Aunque hoy sea jornada de reflexión, aunque el trágico atentado de ayer marque ahora la agenda política, sorprendiendo en una mañana de trabajo a un Ministerio del Interior que en su despacho decía “Lo sabía, sabía que estos canallas lo iban a intentar”, no quería dejar pasar el momento para escribir aquello sobre lo que quería hablaros ayer: todos aquellos poderes fácticos que han influido a lo largo de toda esta legislatura.
En especial, por haber sido actualidad esta semana, de dos en concreto: la Iglesia y la Asociación de Víctimas del Terrorismo. La Iglesia Católica siempre ha sido un poder fáctico, eso le viene desde su fundación. Pero en esta última legislatura ha sido especialmente crítica y desleal con el Gobierno que nos representa a todos, yendo más allá de lo que dictaban en los púlpitos; saliendo a la calle a convocar manifestaciones. Ahora, con la reelección hace unos días como presidente de la Conferencia Episcopal española del cardenal arzobispo Rouco Varela, la Iglesia española parece querer mantener su posición de extremismo conservador.
La AVT ha hecho lo mismo estos últimos cuatro años, con el señor Alcaraz a la cabeza, el cuál ha confirmado que en abril dejará de ser presidente de dicha asociación.
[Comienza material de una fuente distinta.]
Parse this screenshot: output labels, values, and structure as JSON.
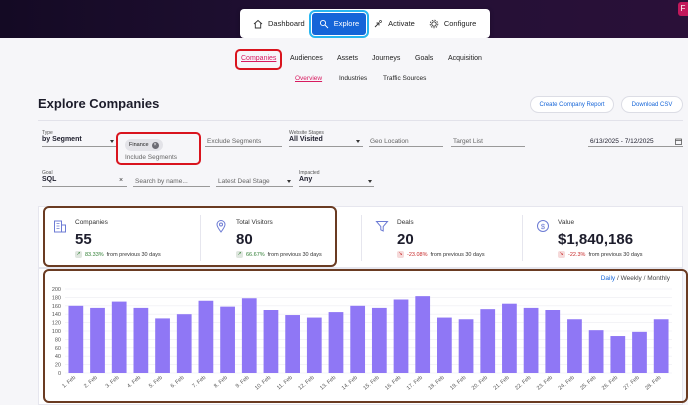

Había veces que parecía que obedecía órdenes directas de los estretegas de Génova. Me corrijo… no lo parecía, estoy seguro de que esto era así. Según cuentan los entendidos, el cambio en la dirección de la asociación no va a llevarla a la moderación. Yo espero que sí. Entre otras cosas, porque es un sinsentido que quienes han sostenido durante cuatro años que el Presidente del Gobierno ha ‘traicionado a los españoles’ argumentándose con sandeces como que ‘ha vendido Navarra’, lo sigan haciendo cuando hoy va a tener que enterrar a un compañero de su partido, a un militante de base.
Ojalá la posición de unidad frente al terrorismo sea uno de los primeros asuntos en arreglarse al inicio de la próxima legislatura, gane quien gane mañana. Y sobre la Iglesia, sobre la AVT y cualquier otro similar, mi posición no es que se guarden su opinión. Lo que pido desde aquí, es que si van a politizar sus opiniones, lo hagan a las claras. No se puede tratar de representar a millones de seguidores religiosos o a algo tan delicado, con lo que tanto se sensibiliza nuestra sociedad como las víctimas terroristas, e identificarse automáticamente con una idea política. Que funden su propio partido político cada una de ellas, que concurran a las elecciones en las circunscripciones que estimen oportuno. O que se presenten como candidatos a Diputados por las listas del partido que crean conveniente. Pero que demuestren claramente que las víctimas no son propiedad del Partido Popular. Que demuestren que no todos los católicos son votantes de derecha. Que demuestren que son algo más que un arma electoralista.